The final road toll report was released today along with an Overseas Drivers in Crashes report by the Ministry of Transport.
The report showed the number of crashes involving overseas licence holders — less than 6 per cent of all fatal and injury crashes — had stayed relatively constant over the last 10 years despite the number of international visitors increasing by about 30 per cent.
LISTEN ABOVE: Tourism Association chief executive Chris Roberts and McKenzie District Mayor Claire Barlow speak to Larry Williams
Associate transport minister Craig Foss said the report helped to debunks some common myths, such as visitors, especially those who usually drive on the right-hand side of the road, are crashing because they’re tired after long-haul flights.

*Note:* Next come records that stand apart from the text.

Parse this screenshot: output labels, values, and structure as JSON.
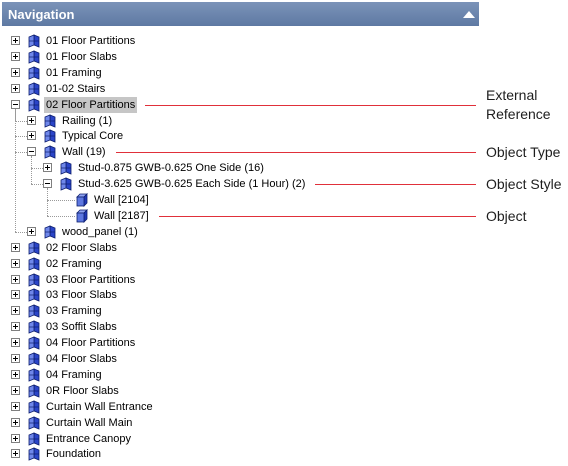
{
  "header": {
    "title": "Navigation",
    "collapse_icon": "triangle-up-icon"
  },
  "tree": [
    {
      "label": "01 Floor Partitions",
      "level": 0,
      "state": "collapsed",
      "icon": "object-type-icon"
    },
    {
      "label": "01 Floor Slabs",
      "level": 0,
      "state": "collapsed",
      "icon": "object-type-icon"
    },
    {
      "label": "01 Framing",
      "level": 0,
      "state": "collapsed",
      "icon": "object-type-icon"
    },
    {
      "label": "01-02 Stairs",
      "level": 0,
      "state": "collapsed",
      "icon": "object-type-icon"
    },
    {
      "label": "02 Floor Partitions",
      "level": 0,
      "state": "expanded",
      "icon": "object-type-icon",
      "selected": true
    },
    {
      "label": "Railing (1)",
      "level": 1,
      "state": "collapsed",
      "icon": "object-type-icon"
    },
    {
      "label": "Typical Core",
      "level": 1,
      "state": "collapsed",
      "icon": "object-type-icon"
    },
    {
      "label": "Wall (19)",
      "level": 1,
      "state": "expanded",
      "icon": "object-type-icon"
    },
    {
      "label": "Stud-0.875 GWB-0.625 One Side (16)",
      "level": 2,
      "state": "collapsed",
      "icon": "object-type-icon"
    },
    {
      "label": "Stud-3.625 GWB-0.625 Each Side (1 Hour) (2)",
      "level": 2,
      "state": "expanded",
      "icon": "object-type-icon"
    },
    {
      "label": "Wall [2104]",
      "level": 3,
      "state": "leaf",
      "icon": "wall-object-icon"
    },
    {
      "label": "Wall [2187]",
      "level": 3,
      "state": "leaf",
      "icon": "wall-object-icon"
    },
    {
      "label": "wood_panel (1)",
      "level": 1,
      "state": "collapsed",
      "icon": "object-type-icon"
    },
    {
      "label": "02 Floor Slabs",
      "level": 0,
      "state": "collapsed",
      "icon": "object-type-icon"
    },
    {
      "label": "02 Framing",
      "level": 0,
      "state": "collapsed",
      "icon": "object-type-icon"
    },
    {
      "label": "03 Floor Partitions",
      "level": 0,
      "state": "collapsed",
      "icon": "object-type-icon"
    },
    {
      "label": "03 Floor Slabs",
      "level": 0,
      "state": "collapsed",
      "icon": "object-type-icon"
    },
    {
      "label": "03 Framing",
      "level": 0,
      "state": "collapsed",
      "icon": "object-type-icon"
    },
    {
      "label": "03 Soffit Slabs",
      "level": 0,
      "state": "collapsed",
      "icon": "object-type-icon"
    },
    {
      "label": "04 Floor Partitions",
      "level": 0,
      "state": "collapsed",
      "icon": "object-type-icon"
    },
    {
      "label": "04 Floor Slabs",
      "level": 0,
      "state": "collapsed",
      "icon": "object-type-icon"
    },
    {
      "label": "04 Framing",
      "level": 0,
      "state": "collapsed",
      "icon": "object-type-icon"
    },
    {
      "label": "0R Floor Slabs",
      "level": 0,
      "state": "collapsed",
      "icon": "object-type-icon"
    },
    {
      "label": "Curtain Wall Entrance",
      "level": 0,
      "state": "collapsed",
      "icon": "object-type-icon"
    },
    {
      "label": "Curtain Wall Main",
      "level": 0,
      "state": "collapsed",
      "icon": "object-type-icon"
    },
    {
      "label": "Entrance Canopy",
      "level": 0,
      "state": "collapsed",
      "icon": "object-type-icon"
    },
    {
      "label": "Foundation",
      "level": 0,
      "state": "collapsed",
      "icon": "object-type-icon"
    }
  ],
  "annotations": [
    {
      "row": 4,
      "lines": [
        "External",
        "Reference"
      ]
    },
    {
      "row": 7,
      "lines": [
        "Object Type"
      ]
    },
    {
      "row": 9,
      "lines": [
        "Object Style"
      ]
    },
    {
      "row": 11,
      "lines": [
        "Object"
      ]
    }
  ],
  "colors": {
    "header": "#6882ab",
    "annotation_line": "#e0303a",
    "icon_blue": "#2b45c8",
    "selection": "#c6c6c6"
  }
}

“The report shows that very few short-term visitors crash within their first few days in New Zealand, and of those that do crash, fatigue is generally not a contributing factor. Overseas licence holders, including short-term visitors, crash for the same reasons as New Zealand drivers.”
The toll report showed 320 men, women and children died on our roads in 2015.
Mr Foss said the deaths may have been preventable through actions like always wearing “a safety belt or helmet, watch your speed and drive to the conditions”.
“These people will forever be missed by their families, friends and communities, and it’s heart-breaking to consider their deaths may have been preventable.”
Mr Foss said despite the high number of deaths last year, the long-term the road toll was falling.
The road toll report showed between 2001 and 2014, New Zealand’s vehicle fleet increased by 32 per cent, the population grew by 16 per cent and travel was up by 15 per cent.